McIntyre has written thousands of articles for 24/7 Wall St. He is an expert on corporate finance, the automotive industry, media companies and international finance. He has edited articles on national demographics, sports, personal income and travel.

His work has been quoted or mentioned in The New York Times, The Wall Street Journal, Los Angeles Times, The Washington Post, NBC News, Time, The New Yorker, HuffPost USA Today, Business Insider, Yahoo, AOL, MarketWatch, The Atlantic, Bloomberg, New York Post, Chicago Tribune, Forbes, The Guardian and many other major publications. McIntyre has been a guest on CNBC, the BBC and television and radio stations across the country.

A magna cum laude graduate of Harvard College, McIntyre also was president of The Harvard Advocate. Founded in 1866, the Advocate is the oldest college publication in the United States.

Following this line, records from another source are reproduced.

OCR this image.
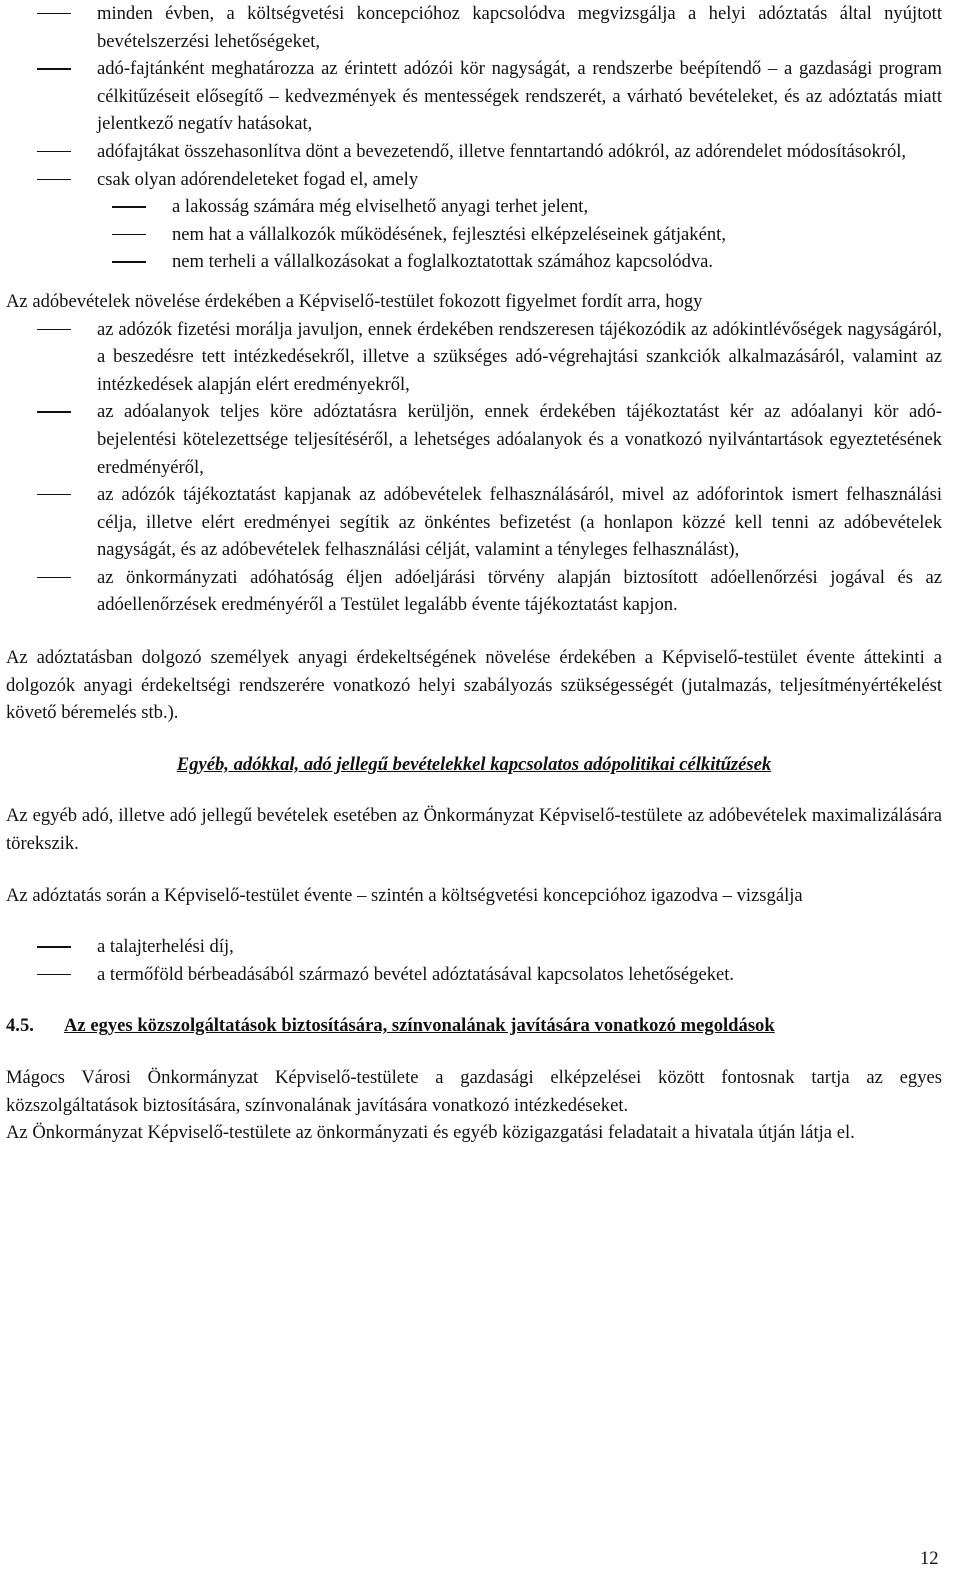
minden évben, a költségvetési koncepcióhoz kapcsolódva megvizsgálja a helyi adóztatás által nyújtott bevételszerzési lehetőségeket,
adó-fajtánként meghatározza az érintett adózói kör nagyságát, a rendszerbe beépítendő – a gazdasági program célkitűzéseit elősegítő – kedvezmények és mentességek rendszerét, a várható bevételeket, és az adóztatás miatt jelentkező negatív hatásokat,
adófajtákat összehasonlítva dönt a bevezetendő, illetve fenntartandó adókról, az adórendelet módosításokról,
csak olyan adórendeleteket fogad el, amely
a lakosság számára még elviselhető anyagi terhet jelent,
nem hat a vállalkozók működésének, fejlesztési elképzeléseinek gátjaként,
nem terheli a vállalkozásokat a foglalkoztatottak számához kapcsolódva.
Az adóbevételek növelése érdekében a Képviselő-testület fokozott figyelmet fordít arra, hogy
az adózók fizetési morálja javuljon, ennek érdekében rendszeresen tájékozódik az adókintlévőségek nagyságáról, a beszedésre tett intézkedésekről, illetve a szükséges adó-végrehajtási szankciók alkalmazásáról, valamint az intézkedések alapján elért eredményekről,
az adóalanyok teljes köre adóztatásra kerüljön, ennek érdekében tájékoztatást kér az adóalanyi kör adó-bejelentési kötelezettsége teljesítéséről, a lehetséges adóalanyok és a vonatkozó nyilvántartások egyeztetésének eredményéről,
az adózók tájékoztatást kapjanak az adóbevételek felhasználásáról, mivel az adóforintok ismert felhasználási célja, illetve elért eredményei segítik az önkéntes befizetést (a honlapon közzé kell tenni az adóbevételek nagyságát, és az adóbevételek felhasználási célját, valamint a tényleges felhasználást),
az önkormányzati adóhatóság éljen adóeljárási törvény alapján biztosított adóellenőrzési jogával és az adóellenőrzések eredményéről a Testület legalább évente tájékoztatást kapjon.
Az adóztatásban dolgozó személyek anyagi érdekeltségének növelése érdekében a Képviselő-testület évente áttekinti a dolgozók anyagi érdekeltségi rendszerére vonatkozó helyi szabályozás szükségességét (jutalmazás, teljesítményértékelést követő béremelés stb.).
Egyéb, adókkal, adó jellegű bevételekkel kapcsolatos adópolitikai célkitűzések
Az egyéb adó, illetve adó jellegű bevételek esetében az Önkormányzat Képviselő-testülete az adóbevételek maximalizálására törekszik.
Az adóztatás során a Képviselő-testület évente – szintén a költségvetési koncepcióhoz igazodva – vizsgálja
a talajterhelési díj,
a termőföld bérbeadásából származó bevétel adóztatásával kapcsolatos lehetőségeket.
4.5. Az egyes közszolgáltatások biztosítására, színvonalának javítására vonatkozó megoldások
Mágocs Városi Önkormányzat Képviselő-testülete a gazdasági elképzelései között fontosnak tartja az egyes közszolgáltatások biztosítására, színvonalának javítására vonatkozó intézkedéseket.
Az Önkormányzat Képviselő-testülete az önkormányzati és egyéb közigazgatási feladatait a hivatala útján látja el.
12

TheStreet.com, Comps.com and Edgar Online are some of the public companies for which McIntyre served on the board of directors. He was a Vicinity Corporation board member when the company was sold to Microsoft in 2002. He served on the audit committees of some of these companies.

McIntyre has been the CEO of FutureSource, a provider of trading terminals and news to commodities and futures traders. He was president of Switchboard, the online phone directory company. He served as chairman and CEO of On2 Technologies, the video compression company that provided video compression software for Adobe’s Flash. Google bought On2 in 2009.